The lineage then remained relatively isolated for many thousands of years, with only small traces of genes entering from the Levantine region to the northeast – including some from Neanderthals.
“Our findings suggest that while early North African populations were largely isolated, they received traces of Neanderthal DNA due to gene flow from outside Africa,” says anthropologist Johannes Krause, from the Max Planck Institute in Germany.
The Takarkori individuals had less Neanderthal DNA than the Moroccan foragers, but significantly more than those from further south of Africa. That suggests that something stemmed the gene flow from Europe from spreading beyond the Sahara region.

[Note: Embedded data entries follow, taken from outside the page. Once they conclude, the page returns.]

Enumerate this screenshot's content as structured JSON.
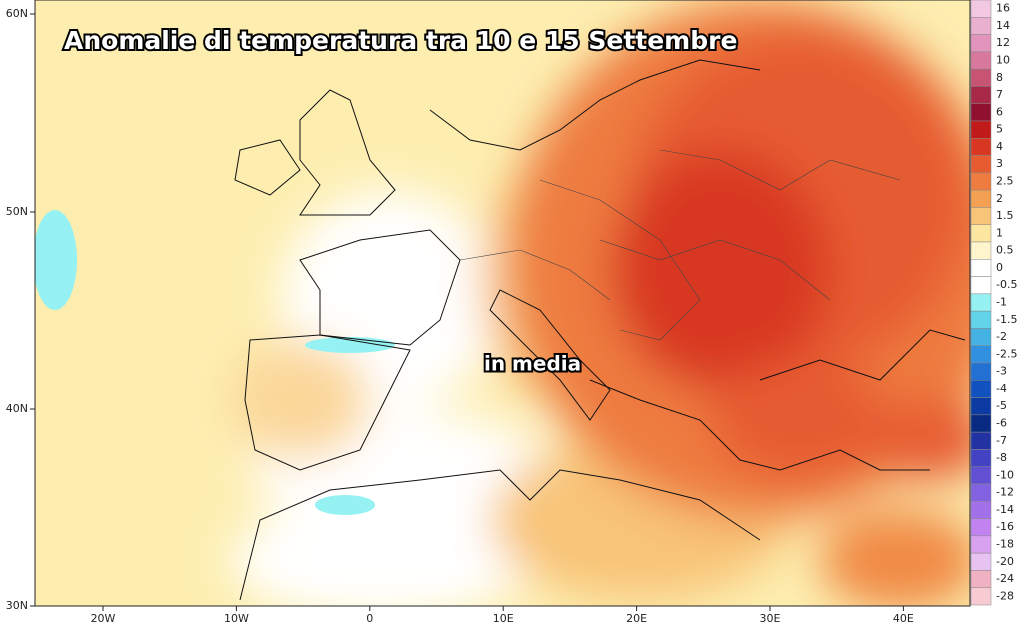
{
  "title": "Anomalie di temperatura tra 10 e 15 Settembre",
  "annotation": "in media",
  "lat_labels": [
    "60N",
    "50N",
    "40N",
    "30N"
  ],
  "lon_labels": [
    "20W",
    "10W",
    "0",
    "10E",
    "20E",
    "30E",
    "40E"
  ],
  "legend": [
    {
      "label": "16",
      "color": "#f2c8e2"
    },
    {
      "label": "14",
      "color": "#eab0d0"
    },
    {
      "label": "12",
      "color": "#e294bc"
    },
    {
      "label": "10",
      "color": "#d8789c"
    },
    {
      "label": "8",
      "color": "#c85474"
    },
    {
      "label": "7",
      "color": "#a82848"
    },
    {
      "label": "6",
      "color": "#901030"
    },
    {
      "label": "5",
      "color": "#c01a1a"
    },
    {
      "label": "4",
      "color": "#d83822"
    },
    {
      "label": "3",
      "color": "#e65c30"
    },
    {
      "label": "2.5",
      "color": "#ee7c40"
    },
    {
      "label": "2",
      "color": "#f4a052"
    },
    {
      "label": "1.5",
      "color": "#f8c478"
    },
    {
      "label": "1",
      "color": "#fde6a0"
    },
    {
      "label": "0.5",
      "color": "#fff5cc"
    },
    {
      "label": "0",
      "color": "#ffffff"
    },
    {
      "label": "-0.5",
      "color": "#ffffff"
    },
    {
      "label": "-1",
      "color": "#96f2f2"
    },
    {
      "label": "-1.5",
      "color": "#62d4ea"
    },
    {
      "label": "-2",
      "color": "#44b2e2"
    },
    {
      "label": "-2.5",
      "color": "#3290e0"
    },
    {
      "label": "-3",
      "color": "#2270d2"
    },
    {
      "label": "-4",
      "color": "#1252c0"
    },
    {
      "label": "-5",
      "color": "#0a3aa2"
    },
    {
      "label": "-6",
      "color": "#082a82"
    },
    {
      "label": "-7",
      "color": "#2232a2"
    },
    {
      "label": "-8",
      "color": "#4242c2"
    },
    {
      "label": "-10",
      "color": "#6250d2"
    },
    {
      "label": "-12",
      "color": "#8262e0"
    },
    {
      "label": "-14",
      "color": "#a270e8"
    },
    {
      "label": "-16",
      "color": "#c282f0"
    },
    {
      "label": "-18",
      "color": "#d8a2f0"
    },
    {
      "label": "-20",
      "color": "#e8c2f0"
    },
    {
      "label": "-24",
      "color": "#f0b2c2"
    },
    {
      "label": "-28",
      "color": "#f8cad2"
    }
  ]
}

Archaeological evidence suggests that the Takarkori people were early herders of livestock, unlike the older Moroccan lineages who were foragers. That they picked up this practice without much gene exchange is also telling.
“This discovery reveals how pastoralism spread across the Green Sahara, likely through cultural exchange rather than large-scale migration,” Salem explains.

The diverse mix of ecosystems, including wetlands and mountains, may have provided a southern barrier for migration, the researchers suspect.
“By shedding light on the Sahara’s deep past, we aim to increase our knowledge of human migrations, adaptations, and cultural evolution in this key region,” concludes Sapienza University archeologist Savino di Lernia.
This research was published in Nature.